Tenho o apoio de praticamente todos os partidos ao meu governo. Quanto à eleição para a Prefeitura de Goiânia, tenho uma relação muito boa com o prefeito Pedro Wilson, do PT, que é candidato
à reeleição. Para mim, após exaurir o debate com nossa base, acho que teremos de buscar o melhor para a cidade. Eu não descarto nada que represente avanço político para Goiânia e Goiás.
Nós temos uma visão clara da necessidade de reinserção do transporte ferroviário de cargas e passageiros dentro do projeto global
de transporte no País. Dentro desse quadro, considero as ferrovias
– tão esquecidas há décadas – uma prioridade. Elas oferecem frete
mais barato e muita competitividade. É preciso uma ampliação da
malha ferroviária como um projeto estratégico, de Estado.

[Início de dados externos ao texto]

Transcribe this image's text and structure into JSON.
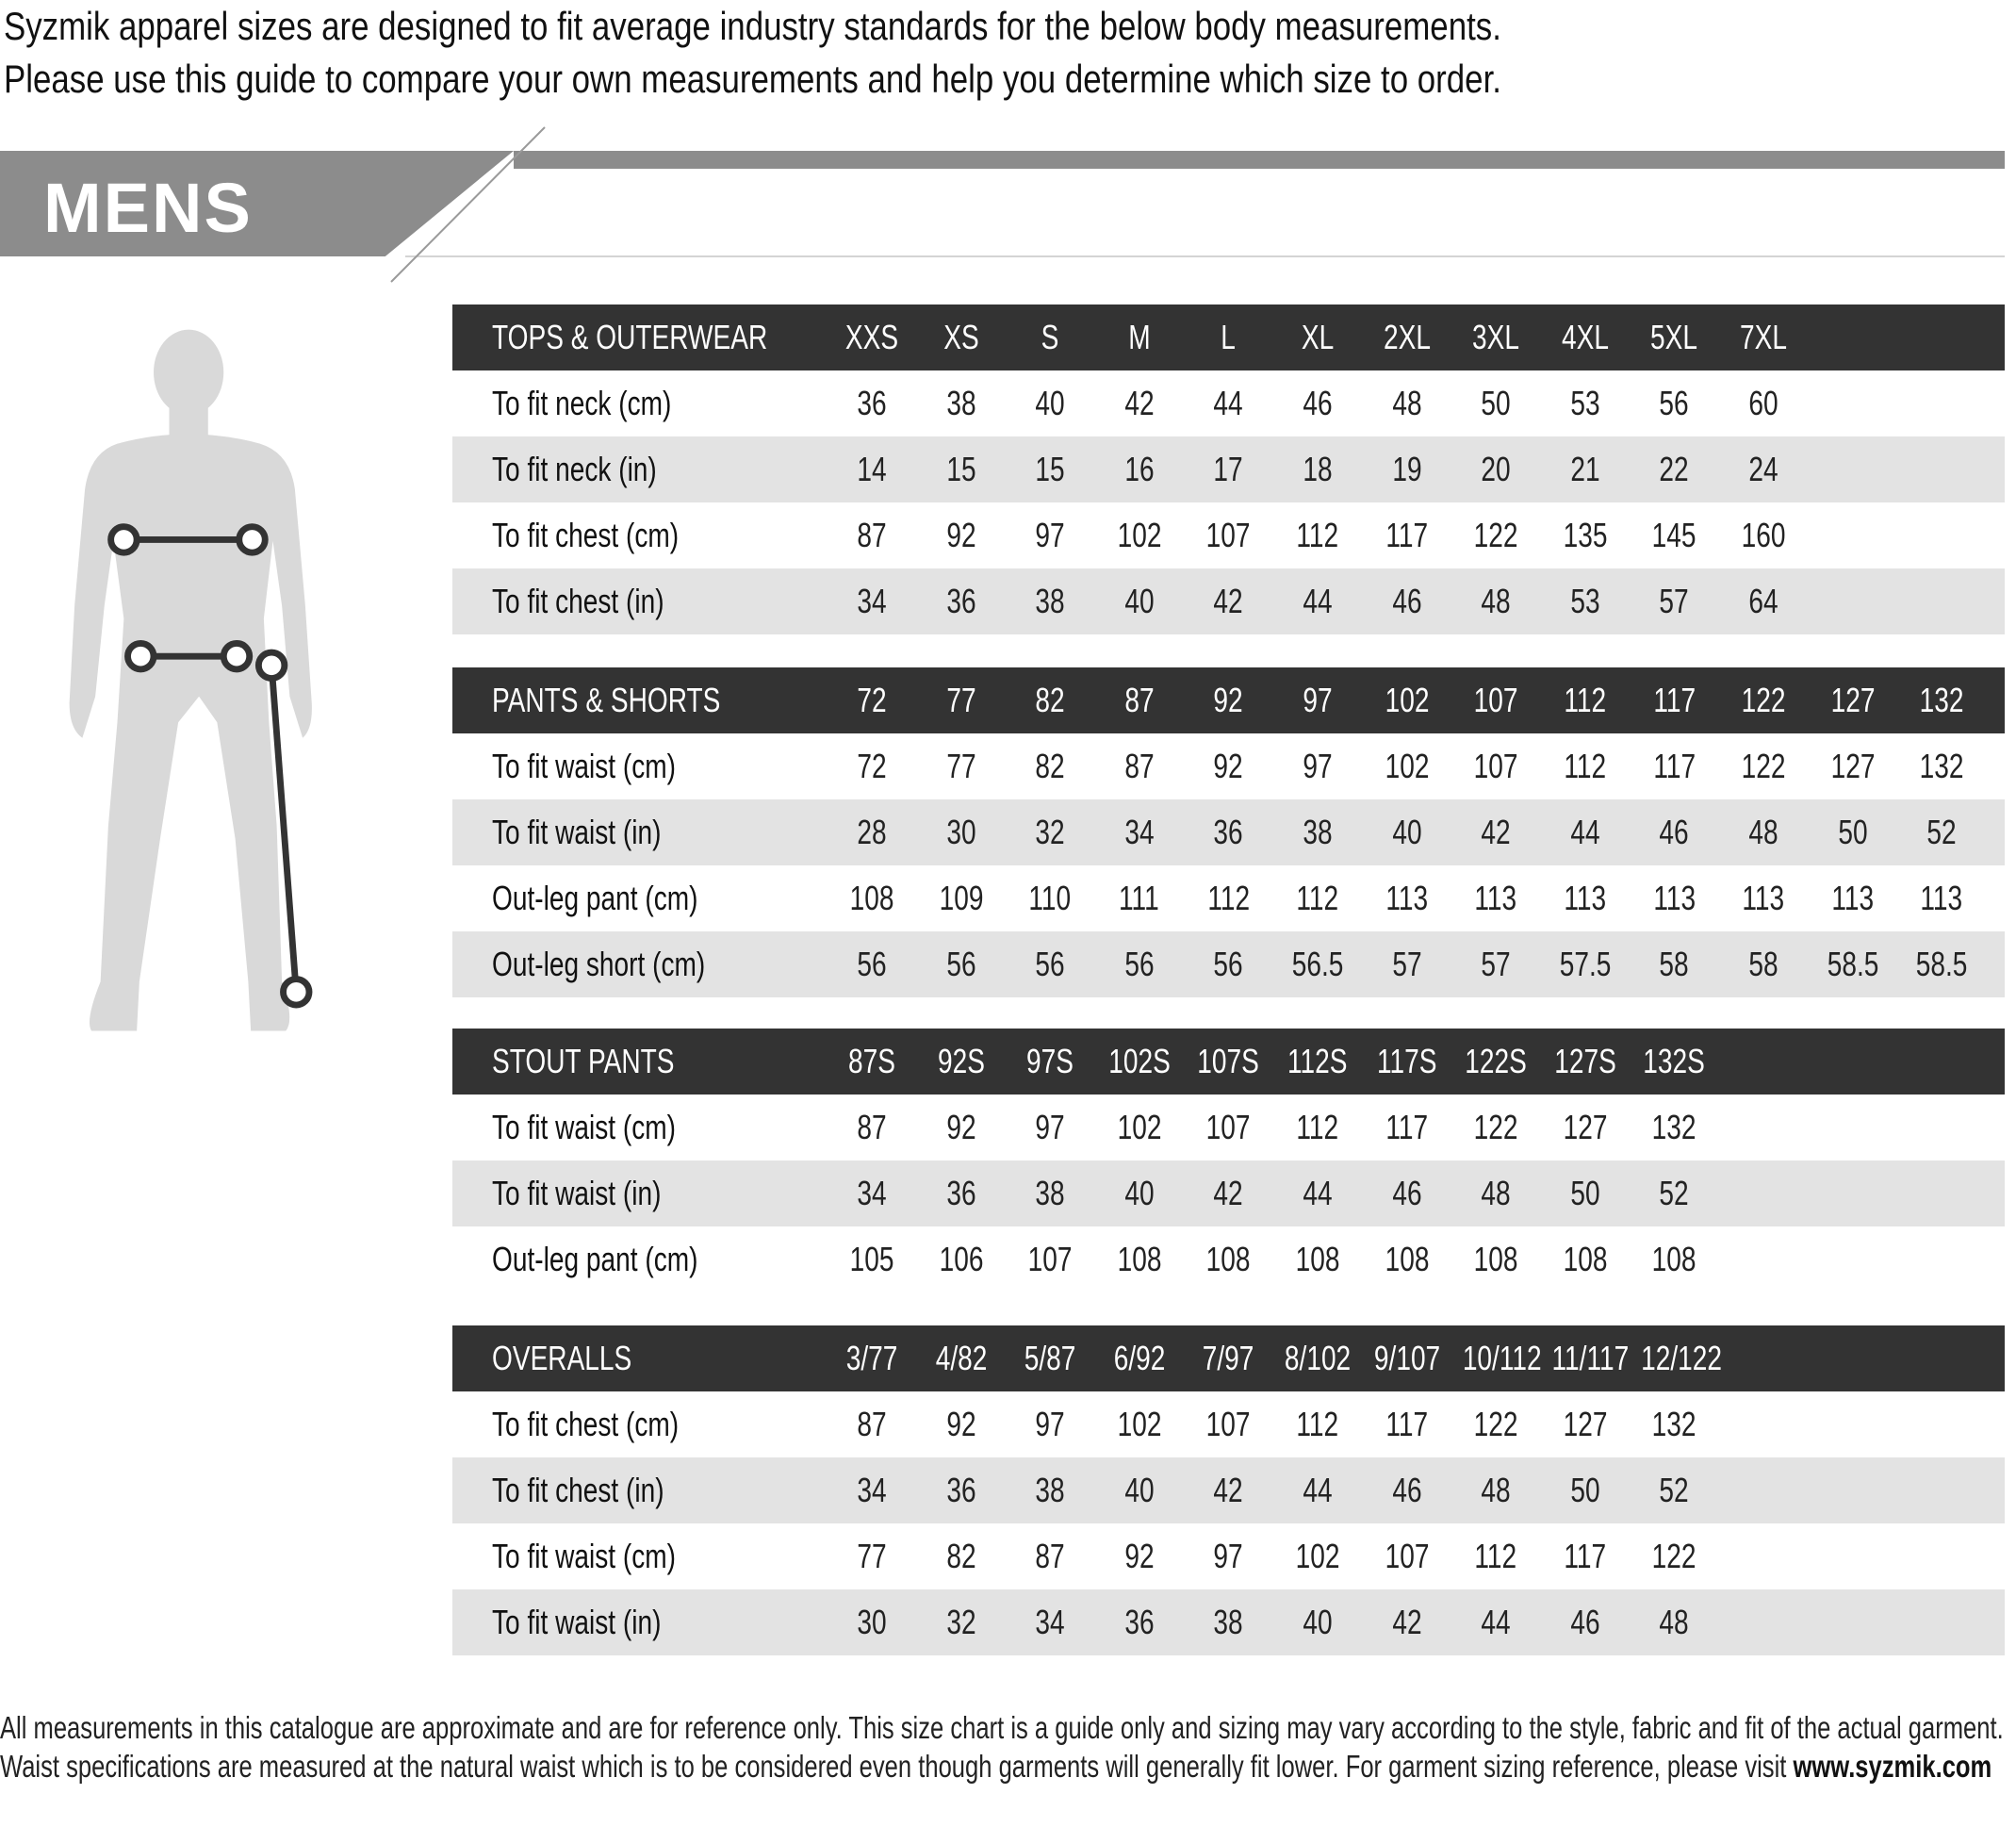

É preciso incentivar uma febre de ferrovias transportando cargas e passageiros, como ocorreu no começo do século passado. Isso aliviaria a pressão sobre as rodovias, que estão em estado lastimável, e sobre o meio ambiente. Uma ferrovia causa menos impacto ambiental do que uma rodovia. E em alguns casos, como no do rio Araguaia, afetam menos o meio ambiente do que uma hidrovia. Goiás critica o projeto da Hidrovia Araguaia–Tocantins, pois ela afetaria de modo irreversível o Araguaia, um rio que é um santuário para nosso Estado.
No caso do transporte de cargas, é preciso implantar uma malha ferroviária nacional. As linhas de Goiás não farão apenas a integração do Estado, mas incorporarão os vizinhos, como Tocantins, Minas Gerais, Mato Grosso e Mato Grosso do Sul, e de lá se juntarão às demais regiões do País. Conheço os planos para fazer a ligação ferroviária do Brasil, via Mato Grosso, ao oceano Pacífico, passando pela Bolívia e pelo Chile. Quero ser parceiro na empreitada, que aumentará a competitividade dos produtos brasileiros na exportação. Para isso, vou construir um ramal ligando Goiás a este novo eixo ferroviário que abrirá ao País a porta do Pacífico. Mas não basta apenas isso. É preciso concluir a Norte-Sul, que abrirá ao Centro-Oeste e ao resto do País portos como os de Itaqui (MA) e Belém (PA) no Pará e também criar eixos Leste-Oeste e ampliar a ligação do Centro-Oeste com o Sudeste. Enfim, devolver ao trem o papel principal na integração do País.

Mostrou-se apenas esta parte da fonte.